“It’s time to get up, Dad.”
While my father splashes water on himself in the bathroom, I poke the toe of my boot through the debris of empty beer cans and fast-food delivery cartons covering the carpet. There are a lot more cans than cartons, but at least he’s been eating. I’m reminded by my percolating stomach that I haven’t, and none of the half-full boxes of rice or feebly rewrapped burgers look farm fresh. I sniff one—which has recently pulled double duty as an ashtray—then carefully pat the wrapper back in place.
He emerges in a dingy T-shirt and his old pinch-kneed sweatpants. He blinks in the lamplight, and I wonder where his glasses are. His black hair is wild and sopping. Droplets trickle through the dark scruff shadowing his cheeks and chin. As he stands there unshaven in sports-themed loungewear, reeking of clove cigarettes, it could almost be funny, except for how thin and grayish-pale and crumpled Dad looks, and how he eyes the covers like he’d love nothing more than to slip back under them and sleep.
To stop this from happening, I sit stiffly on the bed, fisting my hands in the papery brown sheets. I’ve been waiting for this moment, and now I don’t know how to start.
Surprisingly, Dad does. “What are you doing here, Imogene.” It’s not even a question. More like a line in a script he has to read, instead of a topic of actual curiosity.
“What do you mean, what am I doing here? I followed you. The clues you left me.”
He stares at me, almost-black eyes blank.
I dig through my bag, dumped at the foot of the bed, and pull out the heart. “You left this for me, didn’t you? To tell me where you’d gone? To tell me where I could find you?”
The longer the silence drags on, the more stupid my words sound echoing in my own ears.
“If you didn’t want me to look for you, then why did you give me the heart?”
His hand rasps against thick stubble as he drags it down his face. “I don’t know.”
“You have to! You’re the grown-up! Isn’t it, like, your job to know what you’re doing?”

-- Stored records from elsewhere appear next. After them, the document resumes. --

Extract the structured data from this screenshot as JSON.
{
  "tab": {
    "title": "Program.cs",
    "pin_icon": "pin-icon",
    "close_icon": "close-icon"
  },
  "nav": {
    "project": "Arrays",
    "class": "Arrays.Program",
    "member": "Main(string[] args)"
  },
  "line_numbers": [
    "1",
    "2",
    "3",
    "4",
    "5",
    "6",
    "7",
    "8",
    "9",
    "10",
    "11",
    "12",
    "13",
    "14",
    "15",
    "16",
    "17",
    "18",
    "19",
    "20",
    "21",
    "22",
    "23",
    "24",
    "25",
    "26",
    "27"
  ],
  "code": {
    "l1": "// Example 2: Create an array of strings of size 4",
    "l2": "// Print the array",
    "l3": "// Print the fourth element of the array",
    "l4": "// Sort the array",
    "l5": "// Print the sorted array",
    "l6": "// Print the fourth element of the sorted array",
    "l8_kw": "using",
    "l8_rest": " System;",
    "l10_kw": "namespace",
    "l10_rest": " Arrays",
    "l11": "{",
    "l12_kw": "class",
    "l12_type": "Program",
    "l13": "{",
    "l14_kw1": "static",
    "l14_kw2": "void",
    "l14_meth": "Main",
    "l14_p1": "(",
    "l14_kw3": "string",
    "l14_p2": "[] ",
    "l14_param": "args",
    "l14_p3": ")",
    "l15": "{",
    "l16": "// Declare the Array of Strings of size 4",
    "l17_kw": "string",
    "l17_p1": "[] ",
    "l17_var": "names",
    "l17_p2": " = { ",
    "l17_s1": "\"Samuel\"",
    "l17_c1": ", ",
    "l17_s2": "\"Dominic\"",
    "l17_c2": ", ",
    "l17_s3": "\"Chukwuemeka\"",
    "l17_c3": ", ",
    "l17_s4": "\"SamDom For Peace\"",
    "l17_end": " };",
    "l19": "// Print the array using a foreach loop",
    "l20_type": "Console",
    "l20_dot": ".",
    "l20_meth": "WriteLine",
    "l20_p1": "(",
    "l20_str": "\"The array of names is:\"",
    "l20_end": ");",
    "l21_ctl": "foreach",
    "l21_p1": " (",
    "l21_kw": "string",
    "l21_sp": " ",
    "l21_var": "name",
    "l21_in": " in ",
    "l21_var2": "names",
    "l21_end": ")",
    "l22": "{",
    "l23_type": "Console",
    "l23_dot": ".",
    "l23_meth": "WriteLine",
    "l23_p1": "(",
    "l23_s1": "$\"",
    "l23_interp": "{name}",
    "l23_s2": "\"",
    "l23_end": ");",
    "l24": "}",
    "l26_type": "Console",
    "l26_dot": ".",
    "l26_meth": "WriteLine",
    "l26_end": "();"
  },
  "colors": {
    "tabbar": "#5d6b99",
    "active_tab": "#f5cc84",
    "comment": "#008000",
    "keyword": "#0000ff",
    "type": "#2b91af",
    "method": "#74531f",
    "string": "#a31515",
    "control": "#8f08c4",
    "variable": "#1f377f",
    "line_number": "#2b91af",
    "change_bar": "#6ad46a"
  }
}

Shrinking down onto the bed, he shuts his eyes. “Maybe—I just wanted you to have something from me.”
“Why?” I ask, cold and quiet. “How long were you planning on being gone?”
He doesn’t answer.
The blood is sort of fuzzing out of my brain and toes and fingers, so I can barely feel the roughness of the stone, or the sharpness of the crystals. Just a solid, unknowable weight. “I’m your daughter. Lindy is your wife. We were pretty much falling apart. And this is what you were gonna leave us with?” I hold it up for him to see.
Dad winces.
With all my strength I hurl the thing across the room, against the wall. It dings the plaster and tiny chips of rock fly, but the geode rebounds and thumps to the floor, intact. “This is nothing!” I shriek. “It’s a stupid fucking rock!”
“Imogene, stop!” he cries.
But I don’t. I stomp on it with my winter boot, and it only grinds into the thin carpet. “It’s a story! It isn’t Mom and it isn’t you and it doesn’t mean shit! So I don’t want it!” I don’t even look so much as feel around the room for something heavy. I land on the squat brass lamp on the bedside table and heft it, knocking off the shade and lightbulb in one swipe.
“You’ll hurt yourself,” Dad protests.
With shaking hands I raise the lamp to bring the base down on the stone as hard as I can. There’s a sound like splintering bone, and it caves. Furiously, I kick at the shards. Bits of crunched crystal and pulverized stone scatter across the carpet. I bring the lamp up again, but a sweaty band of strong fingers closes around my wrist.
“Stop, stop, stop,” he hushes, like he’s a father and I’m a newborn. Sitting back on the bed, Dad drops his head into his hands. “Uhssry,” he mumbles.
“Huh?”
He lifts his chin. “I said I’m sorry.”
“Good. So . . .” I set the lamp down and rub my palms on my pants legs. “Good.” Joining him on the bed, I sit still for a minute before tipping my head against his shoulder, my nose squashed against his chest. He hesitates, then slings his arm around me, which puts this scratchy feeling in my throat.
“What are you doing here, Dad?”
Slowly he reaches into the pocket of sweatpants I’m positive he’s been wearing for a longer stretch of time than is appropriate. He pulls out a piece of paper, one that’s clearly been folded and unfolded and refolded times infinity until the creases have become needle-sharp, and hands it to me.
On it is a printed photo of my mother, of Sidonie Malachai, outside her peach-colored condo on Pines Road. It doesn’t look like she knows her picture’s being taken. Below it, a pageful of information is typed out—phone number, address, the name of the law firm she works for. Her husband’s name.